With release ordering for the RMW, all preceding loads / stores do have to be visible to threads that run an acquire op on version, specifically version.fetch_add(1,memory_order​::​acq_rel); in the event-handler thread. (Not CASes in other newly-spawned threads, they're release which doesn't include acquire so they don't have to sync-with other CASes. They are on the same object though so the CAS itself is serialized, unlike pure loads which can run in parallel on the same object.)

In practice on real implementations, std::atomic_thread_fence(acquire); before a pure load will normally work as a LoadLoad barrier, but not StoreLoad (for that you'd need thread_fence(seq_cst)). So you can still delay a pure load until after operations in network_request(current) have become globally visible.

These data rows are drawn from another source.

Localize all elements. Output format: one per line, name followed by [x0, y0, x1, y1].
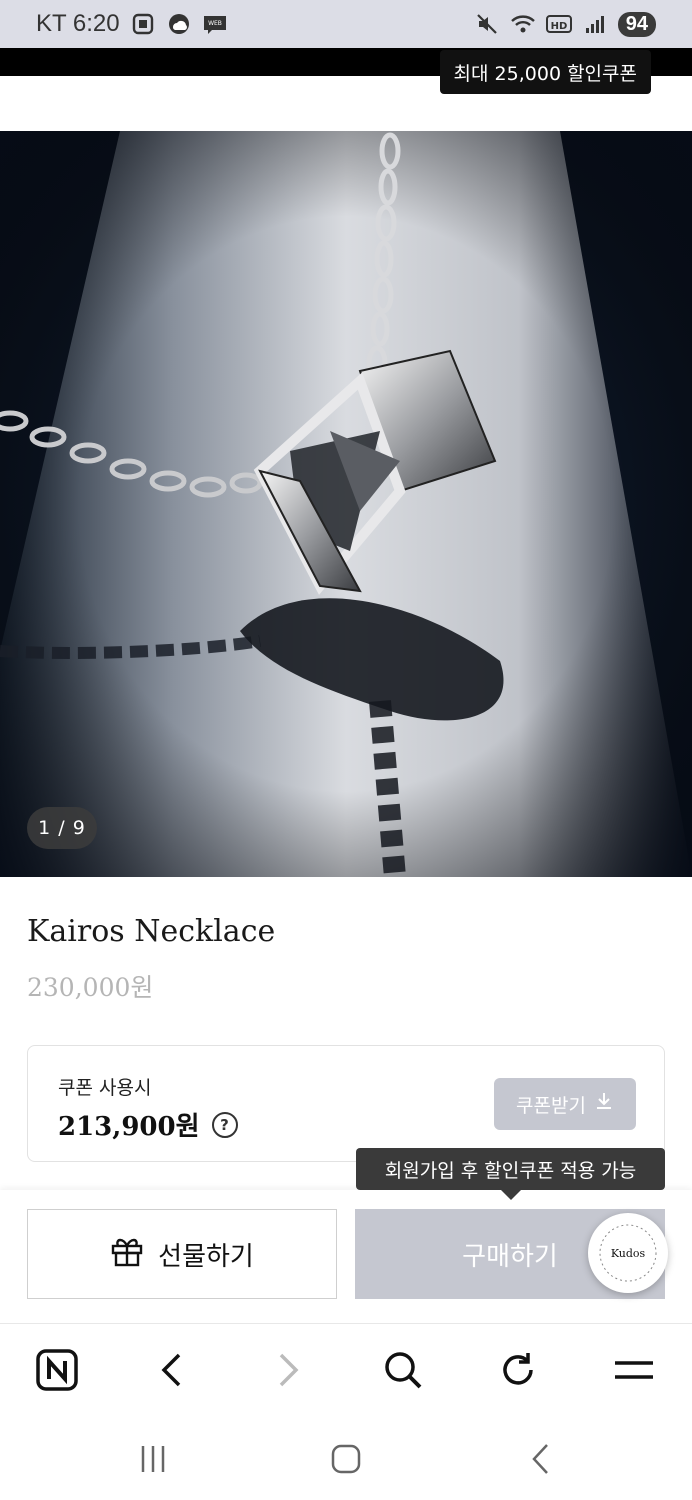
download-coupon-label: 쿠폰받기: [516, 1095, 586, 1117]
home-icon[interactable]: [321, 1436, 371, 1482]
refresh-icon[interactable]: [492, 1344, 544, 1396]
browser-toolbar: [0, 1323, 692, 1418]
signup-coupon-tooltip: 회원가입 후 할인쿠폰 적용 가능: [356, 1148, 665, 1200]
naver-home-icon[interactable]: [31, 1344, 83, 1396]
svg-text:WEB: WEB: [208, 20, 222, 27]
menu-icon[interactable]: [608, 1344, 660, 1396]
hd-icon: HD: [545, 11, 572, 37]
coupon-price: 213,900원: [58, 1112, 200, 1142]
webtoon-icon: WEB: [202, 11, 228, 37]
search-icon[interactable]: [377, 1344, 429, 1396]
status-bar: KT 6:20 WEB HD 94: [0, 0, 692, 48]
screenshot-icon: [130, 11, 156, 37]
system-back-icon[interactable]: [516, 1436, 566, 1482]
gift-label: 선물하기: [158, 1241, 254, 1272]
kudos-badge[interactable]: Kudos: [588, 1213, 668, 1293]
forward-icon[interactable]: [262, 1344, 314, 1396]
max-coupon-tooltip[interactable]: 최대 25,000 할인쿠폰: [439, 50, 651, 94]
signal-icon: [582, 11, 608, 37]
image-page-indicator: 1 / 9: [27, 807, 97, 849]
system-nav-bar: [0, 1418, 692, 1500]
download-coupon-button[interactable]: 쿠폰받기: [494, 1078, 636, 1130]
product-image[interactable]: [0, 131, 692, 877]
gift-button[interactable]: 선물하기: [27, 1209, 337, 1299]
product-price: 230,000원: [27, 973, 154, 1002]
battery-level: 94: [617, 11, 656, 37]
kudos-brand: Kudos: [611, 1247, 646, 1260]
carrier-time: KT 6:20: [36, 10, 120, 37]
coupon-box: 쿠폰 사용시 213,900원 ? 쿠폰받기: [27, 1045, 665, 1162]
recent-apps-icon[interactable]: [128, 1436, 178, 1482]
weather-icon: [166, 11, 192, 37]
mute-icon: [474, 11, 500, 37]
wifi-icon: [510, 11, 536, 37]
coupon-label: 쿠폰 사용시: [58, 1077, 152, 1099]
help-icon[interactable]: ?: [211, 1111, 238, 1138]
svg-text:HD: HD: [550, 21, 567, 32]
gift-icon: [110, 1235, 144, 1274]
back-icon[interactable]: [146, 1344, 198, 1396]
product-name: Kairos Necklace: [27, 914, 276, 949]
download-icon: [594, 1091, 614, 1117]
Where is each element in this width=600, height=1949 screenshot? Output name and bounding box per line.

Formally, if there aren't any atomic operations in network_request(current), they probably aren't ordered by a fence + load, but optimizing away the fence or reordering them with it would require whole-program analysis by a compiler to show there aren't any atomic stores.

So if I was trying to hack up something like this, I'd be inclined to write it like this if I was trying to use memory ordering to make the version check as late as possible and wait for all previous network_request(current) processing to be done before the check:

     auto r = network_request(current); // #2
     std::atomic_thread_fence(seq_cst);  // make sure earlier work is done before checking
     if(version.load(relaxed)){ // #3
       use_req(r);
     }

I intentionally didn't use acquire, same as your choice with CAS, because it's fine if the check actually happens after some use_req loads are done speculatively. We actually want it to be done later.

But most likely I'd just use version.load(relaxed) without any extra barriers, or at most thread_fence(acquire), unless I found that the number of invocations of use_req was a problem in practice on whatever system.

Again, all of this is pretty much practical engineering tweaking, not stronger formal guarantees.

A pure load will load the latest value visible to this thread when the load can run (which is potentially as early as allowed by other ordering constraints). In real-world systems, hardware makes values visible across cores as quickly as it can, so pure loads are quite useful.
It seems pointless to me to do language-lawyer analysis ignoring real-world implementation details when the entire point of the code is a performance optimization, not correctness of an algorithm.